Don't worry I haven't injured myself and need a cut sterilizing, I mean window sizes!!!
So as part of my work to look at how to speed up individual transfers, I thought I would go back and look to see what the effect of changing some of our favourite TCP window settings would be. These are documented at http://fasterdata.es.net/TCP-tuning/

Our CMS instance of Castor is nice since CMS have a separate disk pool for incoming WAN transfers, outgoing WAN transfers and for pool for internal transfers between WNs and the SE. This is great feature as it means the disk servers in WanIn and WanOut will never have 100s of local connections ( a worry I have for setting TCP settings to high;) so we experimented to see what the effect of changing our TCP settings.

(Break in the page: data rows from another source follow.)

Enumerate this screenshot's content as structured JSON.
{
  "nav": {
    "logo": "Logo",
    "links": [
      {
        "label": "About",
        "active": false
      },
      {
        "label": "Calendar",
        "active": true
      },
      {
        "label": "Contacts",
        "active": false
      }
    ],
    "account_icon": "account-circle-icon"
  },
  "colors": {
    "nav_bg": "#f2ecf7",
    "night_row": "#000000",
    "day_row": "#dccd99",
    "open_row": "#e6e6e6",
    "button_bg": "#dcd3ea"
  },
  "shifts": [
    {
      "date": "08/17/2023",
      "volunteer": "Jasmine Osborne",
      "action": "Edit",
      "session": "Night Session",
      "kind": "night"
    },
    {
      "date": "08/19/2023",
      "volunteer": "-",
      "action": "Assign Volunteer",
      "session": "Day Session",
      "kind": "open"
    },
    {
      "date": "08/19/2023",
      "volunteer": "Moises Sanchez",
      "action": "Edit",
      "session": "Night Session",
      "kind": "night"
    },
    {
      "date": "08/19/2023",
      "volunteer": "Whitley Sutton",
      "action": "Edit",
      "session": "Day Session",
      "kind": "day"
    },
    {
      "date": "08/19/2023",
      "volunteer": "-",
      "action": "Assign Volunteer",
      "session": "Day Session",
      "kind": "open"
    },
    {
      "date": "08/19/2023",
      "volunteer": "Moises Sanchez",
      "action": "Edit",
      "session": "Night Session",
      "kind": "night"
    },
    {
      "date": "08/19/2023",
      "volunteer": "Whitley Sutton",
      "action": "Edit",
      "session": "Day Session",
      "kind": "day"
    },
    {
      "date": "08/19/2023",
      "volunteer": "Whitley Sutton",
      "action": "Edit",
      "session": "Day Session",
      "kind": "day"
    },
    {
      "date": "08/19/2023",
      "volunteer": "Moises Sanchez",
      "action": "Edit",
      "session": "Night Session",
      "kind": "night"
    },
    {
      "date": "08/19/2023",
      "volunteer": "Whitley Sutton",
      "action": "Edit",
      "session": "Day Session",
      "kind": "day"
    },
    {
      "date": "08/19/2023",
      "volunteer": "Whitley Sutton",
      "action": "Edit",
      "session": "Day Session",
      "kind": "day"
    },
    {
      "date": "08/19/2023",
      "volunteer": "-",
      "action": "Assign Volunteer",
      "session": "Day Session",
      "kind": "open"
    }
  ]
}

I decided to study transfers that the international as these are the large RTT transfers and most likely to benefit from tweaking. Our settings before the change were. 64kB for default and a 1MB maximum window size.
This lead to a maximum transfer rate per transfer of ~60MB/s and an average of ~7.0 MB/s.
This appears to be hardware dependent across the different generation s of kit.
We changed the settings to 128kB and 4MB. This led to an increase to ~90MB/s maximum data transfer rate per transfer and an average transfer of~11MB/s so roughly a 50% increase in performance. This might not seem a lot since we doubled and quadrupled are settings... However further analysis improves matters. changing TCP settings is only going to help with transfers where the settings at RAL were the bottleneck.
For channels where the settings at the source site are already the limiting factor then these changes would have a limited effect. However looking at transfers from FNAL to RAL for CMS we see a much greater improvement.

Before the tweak the maximum file transfer rate was ~20MB/s with an average of 6.2MB/s. However; after the TCP tweak these increased to 50MB/s and 12.9MB/s respectively.

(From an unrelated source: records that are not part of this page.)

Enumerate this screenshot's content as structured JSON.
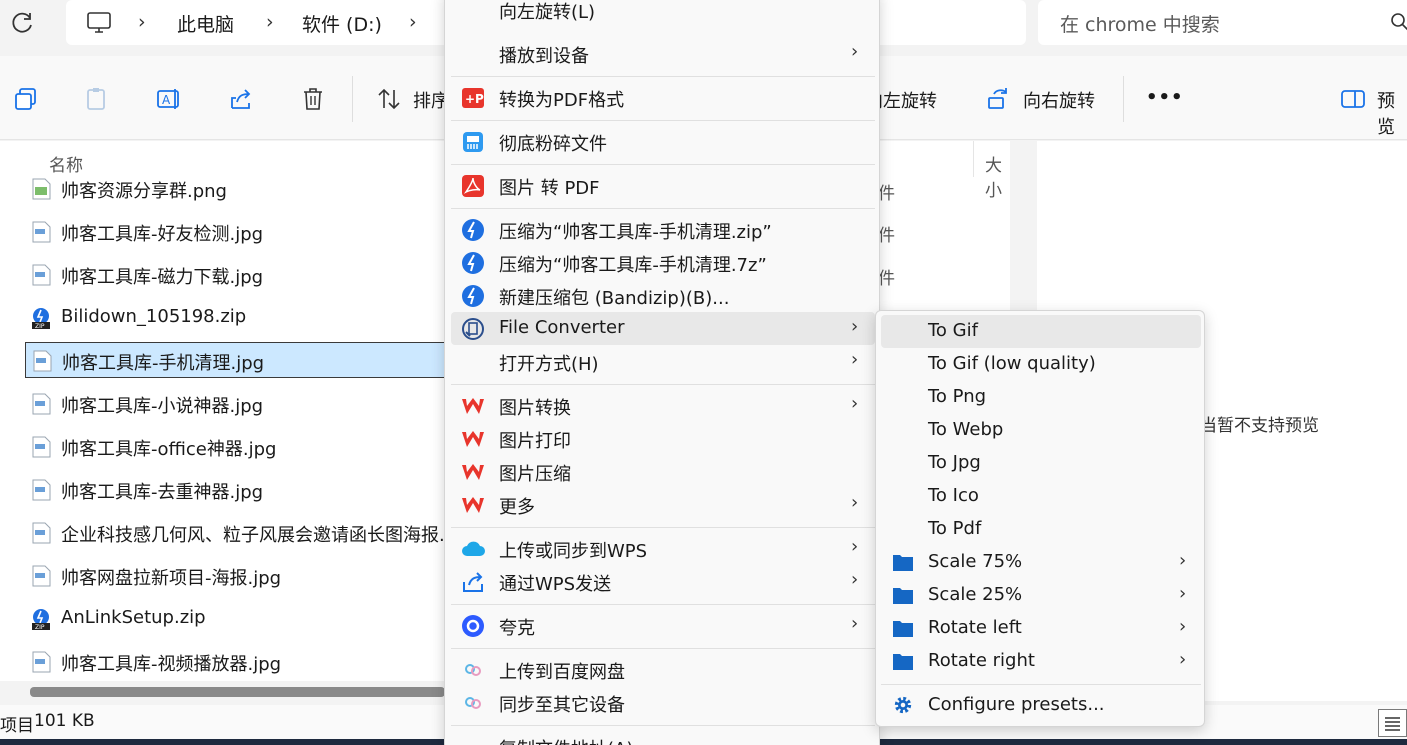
{
  "address_bar": {
    "breadcrumbs": [
      "此电脑",
      "软件 (D:)"
    ],
    "separator": "›",
    "search_placeholder": "在 chrome 中搜索"
  },
  "toolbar": {
    "sort_label": "排序",
    "rotate_left_label": "向左旋转",
    "rotate_right_label": "向右旋转",
    "more_label": "•••",
    "preview_label": "预览"
  },
  "file_list": {
    "column_name": "名称",
    "column_size": "大小",
    "type_header": "件",
    "type_cells": [
      "件",
      "件"
    ],
    "files": [
      {
        "name": "帅客资源分享群.png",
        "icon": "png-file-icon"
      },
      {
        "name": "帅客工具库-好友检测.jpg",
        "icon": "jpg-file-icon"
      },
      {
        "name": "帅客工具库-磁力下载.jpg",
        "icon": "jpg-file-icon"
      },
      {
        "name": "Bilidown_105198.zip",
        "icon": "zip-file-icon"
      },
      {
        "name": "帅客工具库-手机清理.jpg",
        "icon": "jpg-file-icon",
        "selected": true
      },
      {
        "name": "帅客工具库-小说神器.jpg",
        "icon": "jpg-file-icon"
      },
      {
        "name": "帅客工具库-office神器.jpg",
        "icon": "jpg-file-icon"
      },
      {
        "name": "帅客工具库-去重神器.jpg",
        "icon": "jpg-file-icon"
      },
      {
        "name": "企业科技感几何风、粒子风展会邀请函长图海报.",
        "icon": "jpg-file-icon"
      },
      {
        "name": "帅客网盘拉新项目-海报.jpg",
        "icon": "jpg-file-icon"
      },
      {
        "name": "AnLinkSetup.zip",
        "icon": "zip-file-icon"
      },
      {
        "name": "帅客工具库-视频播放器.jpg",
        "icon": "jpg-file-icon"
      }
    ]
  },
  "preview_pane": {
    "message": "当暂不支持预览"
  },
  "status_bar": {
    "items_fragment": "项目",
    "size": "101 KB"
  },
  "context_menu": {
    "items": [
      {
        "label": "向左旋转(L)",
        "icon": "rotate-left-icon"
      },
      {
        "label": "播放到设备",
        "icon": "",
        "submenu": true
      },
      {
        "label": "转换为PDF格式",
        "icon": "pdf-convert-icon"
      },
      {
        "label": "彻底粉碎文件",
        "icon": "shredder-icon"
      },
      {
        "label": "图片 转 PDF",
        "icon": "acrobat-icon"
      },
      {
        "label": "压缩为“帅客工具库-手机清理.zip”",
        "icon": "bandizip-icon"
      },
      {
        "label": "压缩为“帅客工具库-手机清理.7z”",
        "icon": "bandizip-icon"
      },
      {
        "label": "新建压缩包 (Bandizip)(B)...",
        "icon": "bandizip-icon"
      },
      {
        "label": "File Converter",
        "icon": "file-converter-icon",
        "submenu": true
      },
      {
        "label": "打开方式(H)",
        "icon": "",
        "submenu": true
      },
      {
        "label": "图片转换",
        "icon": "wps-icon",
        "submenu": true
      },
      {
        "label": "图片打印",
        "icon": "wps-icon"
      },
      {
        "label": "图片压缩",
        "icon": "wps-icon"
      },
      {
        "label": "更多",
        "icon": "wps-icon",
        "submenu": true
      },
      {
        "label": "上传或同步到WPS",
        "icon": "wps-cloud-icon",
        "submenu": true
      },
      {
        "label": "通过WPS发送",
        "icon": "share-icon",
        "submenu": true
      },
      {
        "label": "夸克",
        "icon": "quark-icon",
        "submenu": true
      },
      {
        "label": "上传到百度网盘",
        "icon": "baidu-netdisk-icon"
      },
      {
        "label": "同步至其它设备",
        "icon": "baidu-netdisk-icon"
      },
      {
        "label": "复制文件地址(A)",
        "icon": ""
      }
    ],
    "chevron": "›"
  },
  "submenu": {
    "items": [
      {
        "label": "To Gif",
        "icon": ""
      },
      {
        "label": "To Gif (low quality)",
        "icon": ""
      },
      {
        "label": "To Png",
        "icon": ""
      },
      {
        "label": "To Webp",
        "icon": ""
      },
      {
        "label": "To Jpg",
        "icon": ""
      },
      {
        "label": "To Ico",
        "icon": ""
      },
      {
        "label": "To Pdf",
        "icon": ""
      },
      {
        "label": "Scale 75%",
        "icon": "folder-icon",
        "submenu": true
      },
      {
        "label": "Scale 25%",
        "icon": "folder-icon",
        "submenu": true
      },
      {
        "label": "Rotate left",
        "icon": "folder-icon",
        "submenu": true
      },
      {
        "label": "Rotate right",
        "icon": "folder-icon",
        "submenu": true
      },
      {
        "label": "Configure presets...",
        "icon": "gear-icon"
      }
    ]
  },
  "colors": {
    "selection": "#cce8ff",
    "wps_red": "#e8352c",
    "bandizip_blue": "#1f6fe0",
    "folder_blue": "#1567c4"
  }
}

Another set of sites where the changes dramatically helped were transfers from the US tier2s to RAL ( over the production network rather than the OPN). Before the tweaks the transfers peaked at 10Mb/s and averaged 4.9MB/s. After the tweaks, these values were 40MB/s and 10.8 MB/s respectively.

Now putting all these values into a spreadsheet and looking at other values we get:

Solid Line is Peak. Dotted line is average.
Green is total transfers.
Red is transfer from FNAL.
Blue is transfers to US T2 sites.
Tests on a pre-production system at RAL also show that the efffects on the LAN transfers for these changeas are acceptable.